Una maleta para veintitantos años

Nuestra Universidad es popular por muchas cosas, entre ellas, ser una institución de carácter internacional, ya que cada semestre recibimos extranjeros de todo el mundo y, al mismo tiempo, muchos nos vamos de intercambio.

Si bien eso no es novedad, lo interesante es saber ¿qué pasa cuando nos queremos ir? Tenemos muy claro que hay una lista enorme de lugares a los que podemos partir y los motivos para escoger el país que más nos guste pueden ser diversos; sin embargo, en un principio escoger el destino puede parecer una tarea complicada, así como contar con toda la serie de requisitos: que si un comprobante de idioma, mandar el papeleo en las fechas indicadas, escoger las materias que podríamos estudiar allá o incluso conseguir la misma ancla del Titanic.
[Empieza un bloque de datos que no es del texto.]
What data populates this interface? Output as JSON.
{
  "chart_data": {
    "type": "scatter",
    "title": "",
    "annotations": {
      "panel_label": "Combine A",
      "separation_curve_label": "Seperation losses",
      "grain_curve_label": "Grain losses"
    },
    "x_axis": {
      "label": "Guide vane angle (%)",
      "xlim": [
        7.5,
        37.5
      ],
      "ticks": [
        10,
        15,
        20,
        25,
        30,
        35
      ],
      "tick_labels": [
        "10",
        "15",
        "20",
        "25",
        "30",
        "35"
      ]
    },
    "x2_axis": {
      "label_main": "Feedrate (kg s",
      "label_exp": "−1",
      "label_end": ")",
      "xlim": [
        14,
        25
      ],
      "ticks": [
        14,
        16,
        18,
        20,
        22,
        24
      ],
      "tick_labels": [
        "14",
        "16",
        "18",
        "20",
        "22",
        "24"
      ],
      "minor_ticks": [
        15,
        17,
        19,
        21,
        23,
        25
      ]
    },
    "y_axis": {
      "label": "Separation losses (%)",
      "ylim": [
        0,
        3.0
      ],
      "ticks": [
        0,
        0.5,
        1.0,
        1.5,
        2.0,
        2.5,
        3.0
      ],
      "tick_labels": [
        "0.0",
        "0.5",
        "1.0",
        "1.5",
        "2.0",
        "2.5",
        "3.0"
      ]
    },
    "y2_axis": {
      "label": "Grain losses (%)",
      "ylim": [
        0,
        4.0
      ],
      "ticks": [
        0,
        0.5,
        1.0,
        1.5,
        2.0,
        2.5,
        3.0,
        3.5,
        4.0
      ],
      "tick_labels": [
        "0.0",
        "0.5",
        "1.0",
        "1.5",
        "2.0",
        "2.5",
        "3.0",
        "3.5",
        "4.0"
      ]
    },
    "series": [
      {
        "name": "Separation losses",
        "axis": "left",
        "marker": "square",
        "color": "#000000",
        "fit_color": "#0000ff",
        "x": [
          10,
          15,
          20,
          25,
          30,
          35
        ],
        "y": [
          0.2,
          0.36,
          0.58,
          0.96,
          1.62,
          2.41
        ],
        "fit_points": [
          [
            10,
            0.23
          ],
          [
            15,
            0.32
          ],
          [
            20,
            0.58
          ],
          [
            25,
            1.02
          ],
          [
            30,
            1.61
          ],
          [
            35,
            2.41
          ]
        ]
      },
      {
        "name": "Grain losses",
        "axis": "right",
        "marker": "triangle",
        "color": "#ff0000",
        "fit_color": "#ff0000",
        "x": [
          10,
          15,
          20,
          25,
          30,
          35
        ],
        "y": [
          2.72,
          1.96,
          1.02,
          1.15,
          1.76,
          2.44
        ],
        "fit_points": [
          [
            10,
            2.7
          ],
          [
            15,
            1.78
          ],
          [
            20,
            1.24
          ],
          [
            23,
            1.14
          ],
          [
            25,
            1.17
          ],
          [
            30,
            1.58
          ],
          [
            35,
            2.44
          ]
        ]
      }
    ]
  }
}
Son cosas que por emoción y determinación conseguimos sin problema.

Una vez obtenidos todos los requisitos, eventualmente obtendrán su carta de aceptación y su respectiva visa de estudiante. En caso de que piensen que lo más complicado fue el papeleo y la espera, déjenme les digo que no es así, ¿cómo empacar toda tu ropa, vida, familia y amigos en una maleta de 23 kilos?

La verdad es que nadie sabe cómo guardar todo eso al primer intento, pero es un proceso que se aprende sobre la marcha; tomando en cuenta que ningún viaje es parecido a otro, aquí es donde muchos dan consejos como: “no te lleves toda tu ropa, allá cómprala” o “llévate dulces, chile o lo que te guste para que no extrañes tanto México”.

Realmente no importa qué método uses para doblar la ropa: si viajas sólo con lo elemental o si te llevas de todo un poco, porque nadie esta preparado para las nuevas aventuras a vivir. Sólo recuerda que toda tu familia y amigos te apoyan y que lo mejor que puedes empacar es una buena actitud. Con eso no importa qué pase, porque estarás más que preparado.